To make big things small . . . . . . and small things big

When we heard Olga Polensky was at work on a critical literary biography of Isak Dinesen, we asked if she could let us have a few words from her researches. The results show another facet of the celebrated Danish author who is currently being recalled by Meryl Streep's screen portrayal of her in ``Out of Africa.'' LATE one afternoon, as white boats sailed along the sea running to Elsinore, a neighbor of Isak Dinesen's talked about her over tea. He was Steen Eiler Rasmussen, an architect who was often visited by her. Born Karen Kristenze Dinesen, she was nick-named ``Tanne.'' And Tanne, Rasmussen remembered, was intrigued by the dollhouse he had made for his daughters, a tiny replica of his own house.
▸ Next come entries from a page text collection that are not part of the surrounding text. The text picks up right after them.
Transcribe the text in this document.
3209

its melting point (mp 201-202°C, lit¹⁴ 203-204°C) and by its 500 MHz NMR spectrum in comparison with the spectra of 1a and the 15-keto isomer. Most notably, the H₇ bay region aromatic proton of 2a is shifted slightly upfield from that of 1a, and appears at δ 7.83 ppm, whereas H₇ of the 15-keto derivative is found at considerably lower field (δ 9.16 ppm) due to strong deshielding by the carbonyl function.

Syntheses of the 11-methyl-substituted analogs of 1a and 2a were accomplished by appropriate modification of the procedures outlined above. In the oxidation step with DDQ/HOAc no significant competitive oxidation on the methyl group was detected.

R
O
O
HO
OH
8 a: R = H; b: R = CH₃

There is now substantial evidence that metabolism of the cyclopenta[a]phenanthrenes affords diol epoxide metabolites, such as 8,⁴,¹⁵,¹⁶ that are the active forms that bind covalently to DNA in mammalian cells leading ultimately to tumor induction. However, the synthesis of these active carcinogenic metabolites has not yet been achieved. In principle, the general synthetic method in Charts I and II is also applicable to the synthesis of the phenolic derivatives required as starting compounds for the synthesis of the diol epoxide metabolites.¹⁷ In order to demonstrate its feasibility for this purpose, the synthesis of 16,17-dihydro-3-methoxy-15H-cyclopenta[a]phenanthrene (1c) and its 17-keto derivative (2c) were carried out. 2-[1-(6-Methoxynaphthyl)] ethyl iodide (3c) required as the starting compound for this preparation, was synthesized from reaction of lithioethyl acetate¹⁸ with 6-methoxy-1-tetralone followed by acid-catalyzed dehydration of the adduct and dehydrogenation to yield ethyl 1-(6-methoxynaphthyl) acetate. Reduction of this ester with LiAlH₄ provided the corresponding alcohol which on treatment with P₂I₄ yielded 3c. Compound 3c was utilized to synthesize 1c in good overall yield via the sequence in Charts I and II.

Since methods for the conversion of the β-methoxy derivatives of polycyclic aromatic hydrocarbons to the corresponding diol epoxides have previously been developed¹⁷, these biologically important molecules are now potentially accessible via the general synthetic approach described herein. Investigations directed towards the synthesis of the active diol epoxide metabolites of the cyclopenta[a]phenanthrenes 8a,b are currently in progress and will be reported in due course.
She told his daughters how, when they were asleep, she would make her-self small and enter their dollhouse. Astonished, they asked her how she would be able to do that, and she replied, ``Oh, a book has been written on that, but it has not yet been translated into Danish.''

``It was, of course, `Alice in Wonder-land,' '' said Rasmussen.

When Tanne discovered that the doll-house had no bathroom (since the doll-house was a replica of only half of Ras-mussen's house), she told his daughters that she had been in Rungstedlund with no bathroom. Then she had been without a bathroom in Skagen when she wrote ``Out of Africa'' and had so longed for one -- and would not now long for a bathroom a third time in their dollhouse.

Tanne was very careful about gifts, said Rasmussen. One year she gave her mother a motorcar, and a doll was seated at the driver's wheel to show that Tanne would always be on call as chauffeur. To Rasmussen's daughters for Christmas she sent the gift of a tiny basin and all of the other miniature fixtures for a bathroom.

When Isak Dinesen herself was a little girl, talk around the table in her home at Rungstedlund was of the inventions of Edison, Daguerre, and Alexander Graham Bell. Her father had laughed at the scratchy voice coming from the telephone box, and no one thought much of the invention.

The new inventions had not yet brought the mechanical whir of expensive toys into children's play. Tanne recalled:

``One might, of course, buy oneself a hobbyhorse, but generally speaking an individually selected knotty stick from the woods, upon which imagination might work freely, was dearer to the heart. . . . Our knotty stick . . . in appearance and as far as actual horsepower went, came nearer to Bucephalus and eight-hoofed Sleipner, or to Pegasus himself, than any magnificently decorated horse from a smart store.''

With the imagination, motionless objects were made to fly, the impossible made possible.

Riding Pegasus on their gnarled wooden sticks, Tanne and her sisters and small brothers could, in the dead of winter, see the ice frozen in pearl-gray swirling peaks on the sea outside their home. Through the long windows they could watch their father ride past the heavy woods down to Klampenborg where the train would be caught for ``Merchant's Haven'' -- Copenhagen.

Along the winding canals at Kongen's Nytorv, fishwives in red scarves sold their wares. Nearby, Hans Christian Andersen had lived among the brightly colored houses blooming flat against each other. And the Dinesen children's grandfather had traveled in Europe with the legendary spinner of shadowy fairy tales. Andersen's stories ran through their heads, as Tanne played in the summer with her sisters and brothers around Thumbelina's riding place atop the water lilies spreading in the pond beneath the footbridge at the back of their home.

In a little-known introduction to Andersen's ``Thumbelina,'' Isak Dinesen's ability to recapture the innocence of childlike belief and simplicity is apparent: ``I lived in the country, and there were horses there that I loved to ride on, but they were so big that without assistance I could not get onto them or off them. He [Andersen] now made them quite small, like my kittens, and me, myself, much smaller than I was, and I had some lovely gallops round and round the bedroom with my slippers as hurdles. . . . ''

Here was the ingenuousness of the naif, nurtured when she was a child by play that was unhampered by the artifice of mechanical wheels.

Like Hans Christian Andersen, Isak Dinesen ``had that talent . . . [to] make big things small and small things big.'' She had learned early on that the imagination made it possible to rearrange and recreate the world.

Isak Dinesen, who always longed for wings to fly with, told the readers of ``Thumbelina,'' with its diminutive, gauzy-winged heroine, about an imaginary talk she had had as a child with Hans Christian Andersen:

``For you can make big things small and small things big and everything talk, and I am much braver since I have known you than I was before. Just wait till I grow up, and you will see that because I have known you, I am not even afraid of lions.'' Like Denmark's earlier magician of fantasy, Isak Dinesen had the courage to freely transform her world.